Outlier Probability Research Articles

The LAMOST spectral analysis pipeline, called the 1D pipeline, aims to classify and measure the spectra observed in the LAMOST survey. Through this pipeline, the observed stellar spectra are classified into different subclasses by matching with template spectra. Consequently, the performance of the stellar classification greatly depends on the quality of the template spectra. In this paper, we construct a new LAMOST stellar spectral classification template library, which is supposed to improve the precision and credibility of the present LAMOST stellar classification. About one million spectra are selected from LAMOST Data Release One to construct the new stellar templates, and they are gathered in 233 groups by two criteria: (1) pseudo g – r colors obtained by convolving the LAMOST spectra with the Sloan Digital Sky Survey ugriz filter response curve, and (2) the stellar subclass given by the LAMOST pipeline.

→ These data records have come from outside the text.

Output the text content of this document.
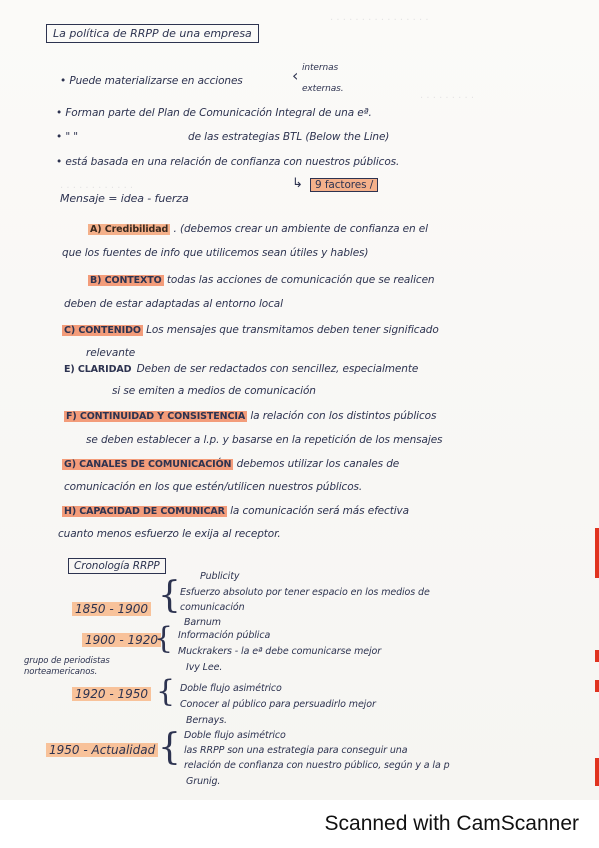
. . . . . . . . . . . . . . . .
. . . . . . . . .
. . . . . . . . . . . .
La política de RRPP de una empresa
• Puede materializarse en acciones
internas
externas.
‹
• Forman parte del Plan de Comunicación Integral de una eª.
• " "	de las estrategias BTL (Below the Line)
• está basada en una relación de confianza con nuestros públicos.
Mensaje = idea - fuerza
↳	9 factores /
A) Credibilidad . (debemos crear un ambiente de confianza en el
que los fuentes de info que utilicemos sean útiles y hables)
B) CONTEXTO todas las acciones de comunicación que se realicen
deben de estar adaptadas al entorno local
C) CONTENIDO Los mensajes que transmitamos deben tener significado
relevante
E) CLARIDAD Deben de ser redactados con sencillez, especialmente
si se emiten a medios de comunicación
F) CONTINUIDAD Y CONSISTENCIA la relación con los distintos públicos
se deben establecer a l.p. y basarse en la repetición de los mensajes
G) CANALES DE COMUNICACIÓN debemos utilizar los canales de
comunicación en los que estén/utilicen nuestros públicos.
H) CAPACIDAD DE COMUNICAR la comunicación será más efectiva
cuanto menos esfuerzo le exija al receptor.
Cronología RRPP
1850 - 1900 { Publicity
Esfuerzo absoluto por tener espacio en los medios de
comunicación
Barnum
1900 - 1920
{ Información pública
Muckrakers - la eª debe comunicarse mejor
Ivy Lee.
grupo de periodistas norteamericanos.
1920 - 1950 { Doble flujo asimétrico
Conocer al público para persuadirlo mejor
Bernays.
1950 - Actualidad { Doble flujo asimétrico
las RRPP son una estrategia para conseguir una
relación de confianza con nuestro público, según y a la p
Grunig.
Scanned with CamScanner
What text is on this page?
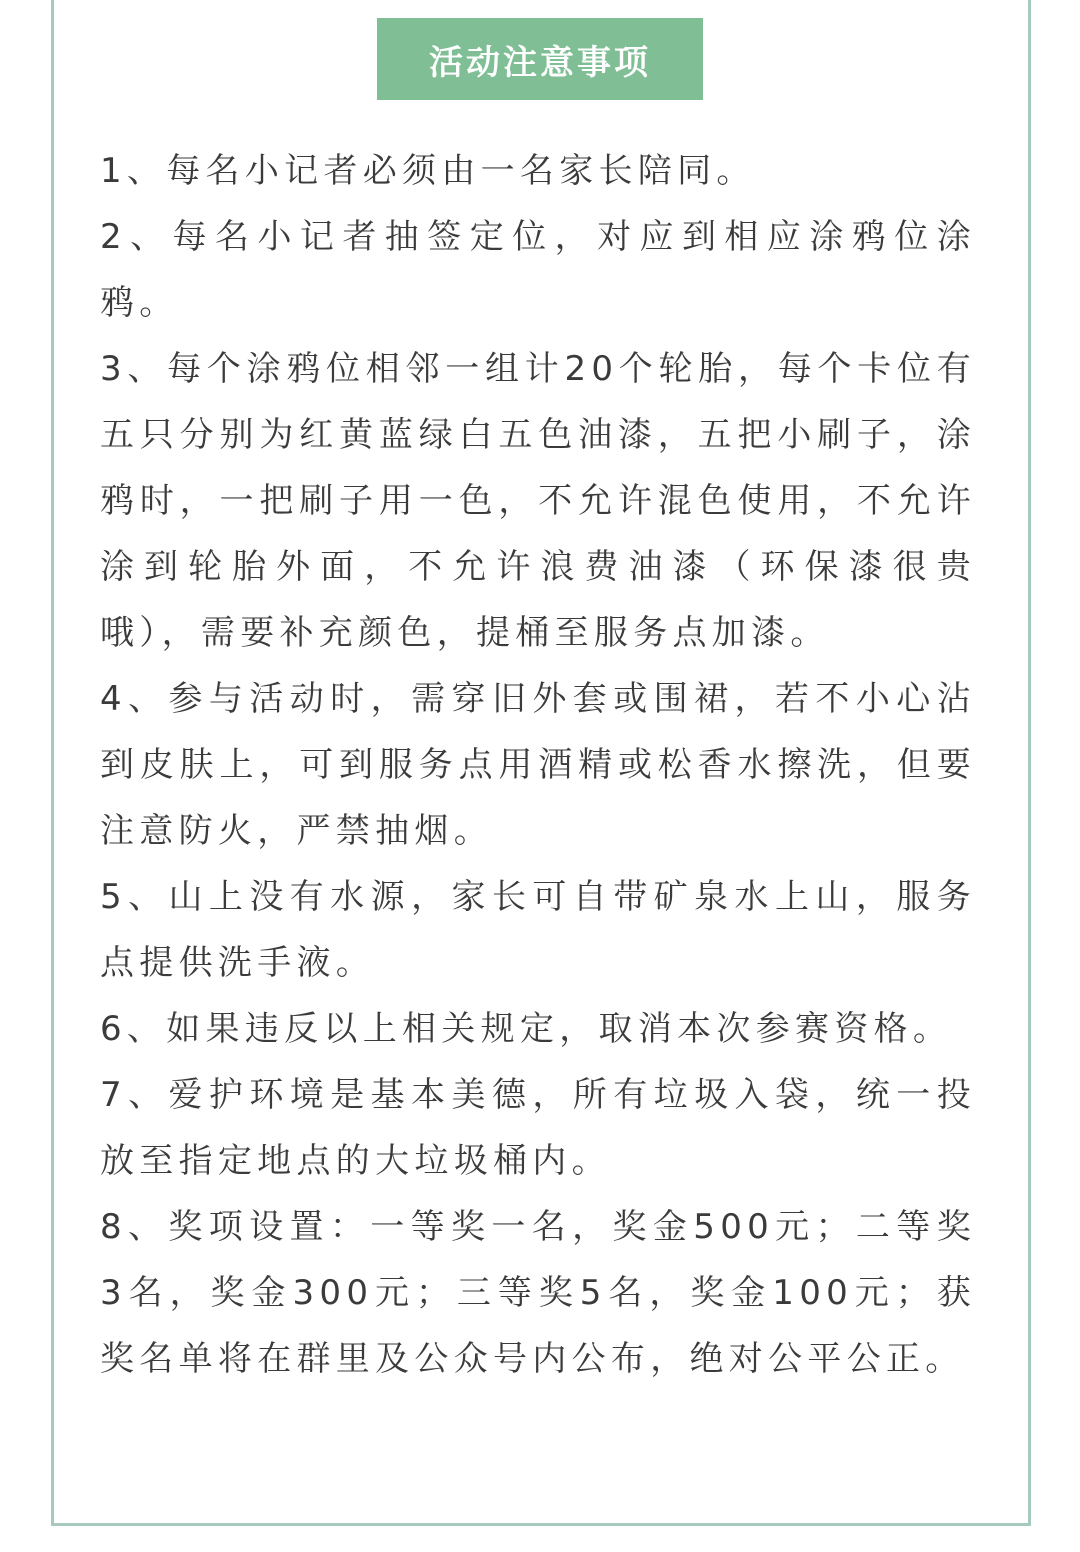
活动注意事项

1、每名小记者必须由一名家长陪同。

2、每名小记者抽签定位，对应到相应涂鸦位涂鸦。

3、每个涂鸦位相邻一组计20个轮胎，每个卡位有五只分别为红黄蓝绿白五色油漆，五把小刷子，涂鸦时，一把刷子用一色，不允许混色使用，不允许涂到轮胎外面，不允许浪费油漆（环保漆很贵哦），需要补充颜色，提桶至服务点加漆。

4、参与活动时，需穿旧外套或围裙，若不小心沾到皮肤上，可到服务点用酒精或松香水擦洗，但要注意防火，严禁抽烟。

5、山上没有水源，家长可自带矿泉水上山，服务点提供洗手液。

6、如果违反以上相关规定，取消本次参赛资格。

7、爱护环境是基本美德，所有垃圾入袋，统一投放至指定地点的大垃圾桶内。

8、奖项设置：一等奖一名，奖金500元；二等奖3名，奖金300元；三等奖5名，奖金100元；获奖名单将在群里及公众号内公布，绝对公平公正。
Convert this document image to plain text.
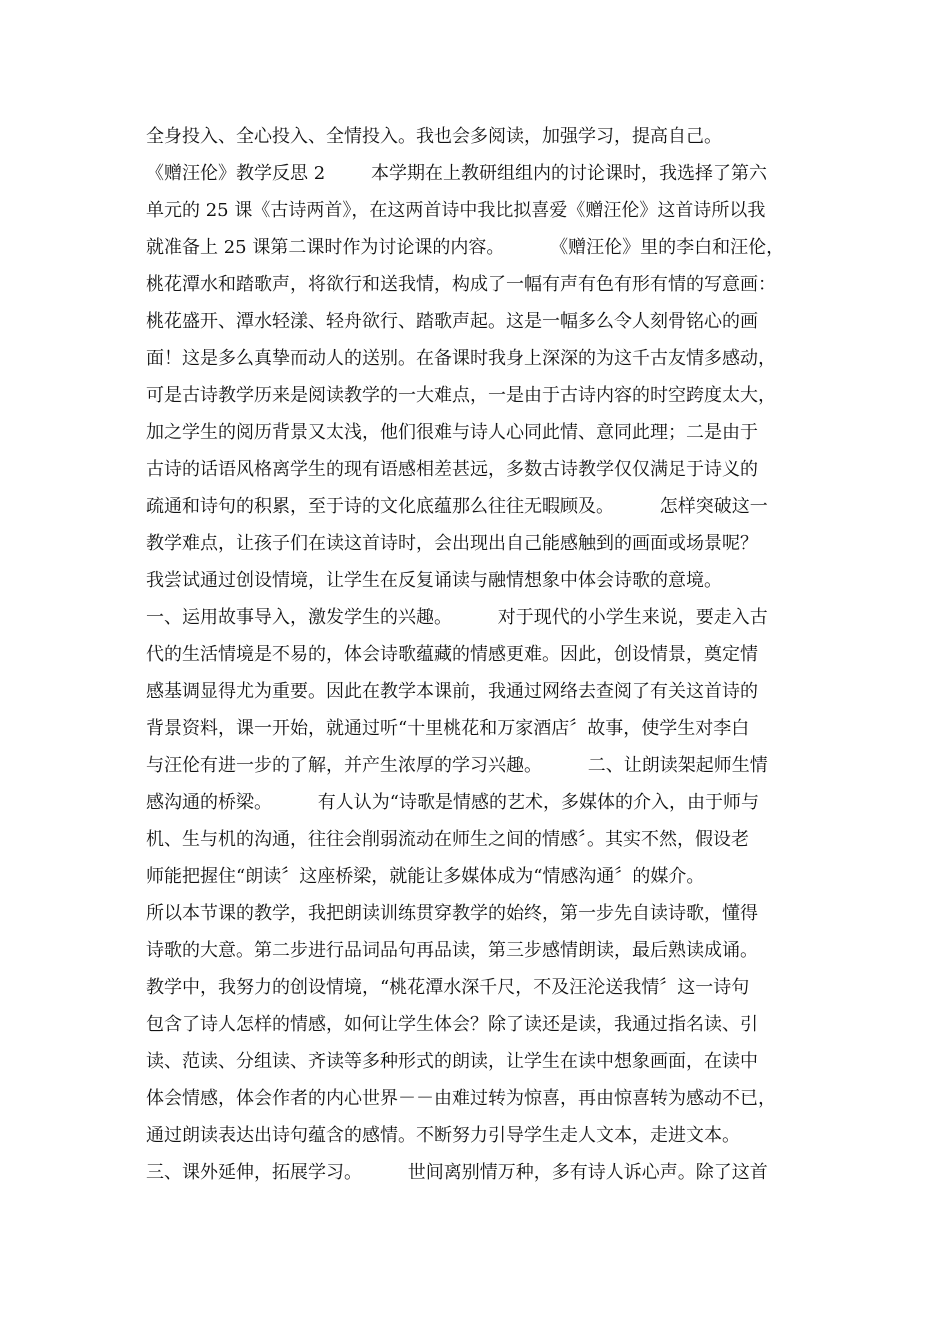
全身投入、全心投入、全情投入。我也会多阅读，加强学习，提高自己。
《赠汪伦》教学反思 2        本学期在上教研组组内的讨论课时，我选择了第六
单元的 25 课《古诗两首》，在这两首诗中我比拟喜爱《赠汪伦》这首诗所以我
就准备上 25 课第二课时作为讨论课的内容。        《赠汪伦》里的李白和汪伦，
桃花潭水和踏歌声，将欲行和送我情，构成了一幅有声有色有形有情的写意画：
桃花盛开、潭水轻漾、轻舟欲行、踏歌声起。这是一幅多么令人刻骨铭心的画
面！这是多么真挚而动人的送别。在备课时我身上深深的为这千古友情多感动，
可是古诗教学历来是阅读教学的一大难点，一是由于古诗内容的时空跨度太大，
加之学生的阅历背景又太浅，他们很难与诗人心同此情、意同此理；二是由于
古诗的话语风格离学生的现有语感相差甚远，多数古诗教学仅仅满足于诗义的
疏通和诗句的积累，至于诗的文化底蕴那么往往无暇顾及。        怎样突破这一
教学难点，让孩子们在读这首诗时，会出现出自己能感触到的画面或场景呢？
我尝试通过创设情境，让学生在反复诵读与融情想象中体会诗歌的意境。
一、运用故事导入，激发学生的兴趣。        对于现代的小学生来说，要走入古
代的生活情境是不易的，体会诗歌蕴藏的情感更难。因此，创设情景，奠定情
感基调显得尤为重要。因此在教学本课前，我通过网络去查阅了有关这首诗的
背景资料，课一开始，就通过听“十里桃花和万家酒店〞故事，使学生对李白
与汪伦有进一步的了解，并产生浓厚的学习兴趣。        二、让朗读架起师生情
感沟通的桥梁。        有人认为“诗歌是情感的艺术，多媒体的介入，由于师与
机、生与机的沟通，往往会削弱流动在师生之间的情感〞。其实不然，假设老
师能把握住“朗读〞这座桥梁，就能让多媒体成为“情感沟通〞的媒介。
所以本节课的教学，我把朗读训练贯穿教学的始终，第一步先自读诗歌，懂得
诗歌的大意。第二步进行品词品句再品读，第三步感情朗读，最后熟读成诵。
教学中，我努力的创设情境，“桃花潭水深千尺，不及汪沦送我情〞这一诗句
包含了诗人怎样的情感，如何让学生体会？除了读还是读，我通过指名读、引
读、范读、分组读、齐读等多种形式的朗读，让学生在读中想象画面，在读中
体会情感，体会作者的内心世界－－由难过转为惊喜，再由惊喜转为感动不已，
通过朗读表达出诗句蕴含的感情。不断努力引导学生走人文本，走进文本。
三、课外延伸，拓展学习。        世间离别情万种，多有诗人诉心声。除了这首
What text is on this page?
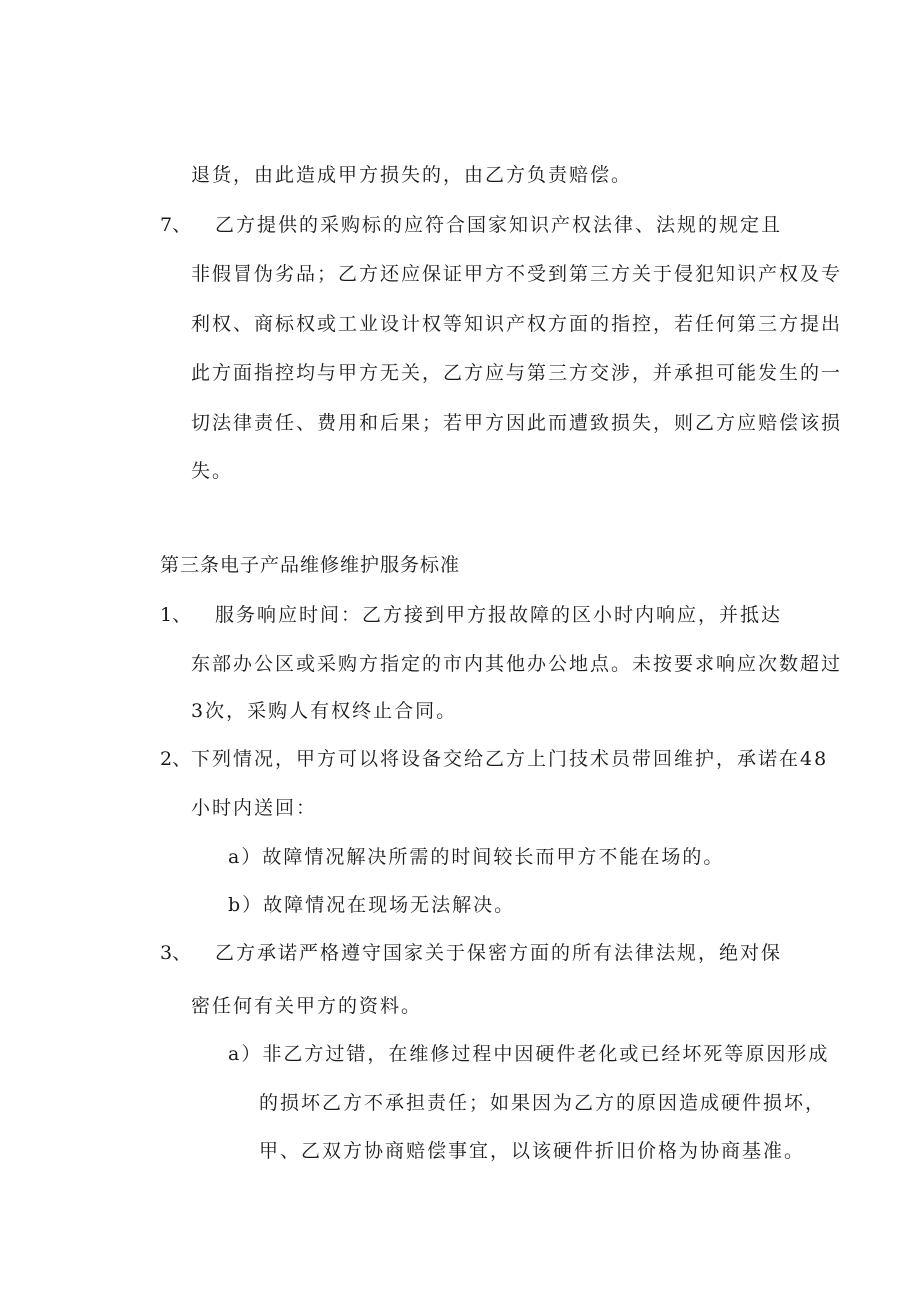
退货，由此造成甲方损失的，由乙方负责赔偿。

7、 乙方提供的采购标的应符合国家知识产权法律、法规的规定且

非假冒伪劣品；乙方还应保证甲方不受到第三方关于侵犯知识产权及专

利权、商标权或工业设计权等知识产权方面的指控，若任何第三方提出

此方面指控均与甲方无关，乙方应与第三方交涉，并承担可能发生的一

切法律责任、费用和后果；若甲方因此而遭致损失，则乙方应赔偿该损

失。

第三条电子产品维修维护服务标准

1、 服务响应时间：乙方接到甲方报故障的区小时内响应，并抵达

东部办公区或采购方指定的市内其他办公地点。未按要求响应次数超过

3次，采购人有权终止合同。

2、 下列情况，甲方可以将设备交给乙方上门技术员带回维护，承诺在48

小时内送回：

a）故障情况解决所需的时间较长而甲方不能在场的。

b）故障情况在现场无法解决。

3、 乙方承诺严格遵守国家关于保密方面的所有法律法规，绝对保

密任何有关甲方的资料。

a）非乙方过错，在维修过程中因硬件老化或已经坏死等原因形成

的损坏乙方不承担责任；如果因为乙方的原因造成硬件损坏，

甲、乙双方协商赔偿事宜，以该硬件折旧价格为协商基准。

In each group, the template spectra are constructed using three steps. (1) Outliers are excluded using the Local Outlier Probabilities algorithm, and then the principal component analysis method is applied to the remaining spectra of each group. About 5% of the one million spectra are ruled out as outliers. (2) All remaining spectra are reconstructed using the first principal components of each group. (3) The weighted average spectrum is used as the template spectrum in each group. Using the previous 3 steps, we initially obtain 216 stellar template spectra. We visually inspect all template spectra, and 29 spectra are abandoned due to low spectral quality. Furthermore, the MK classification for the remaining 187 template spectra is manually determined by comparing with 3 template libraries. Meanwhile, 10 template spectra whose subclass is difficult to determine are abandoned. Finally, we obtain a new template library containing 183 LAMOST template spectra with 61 different MK classes by combining it with the current library.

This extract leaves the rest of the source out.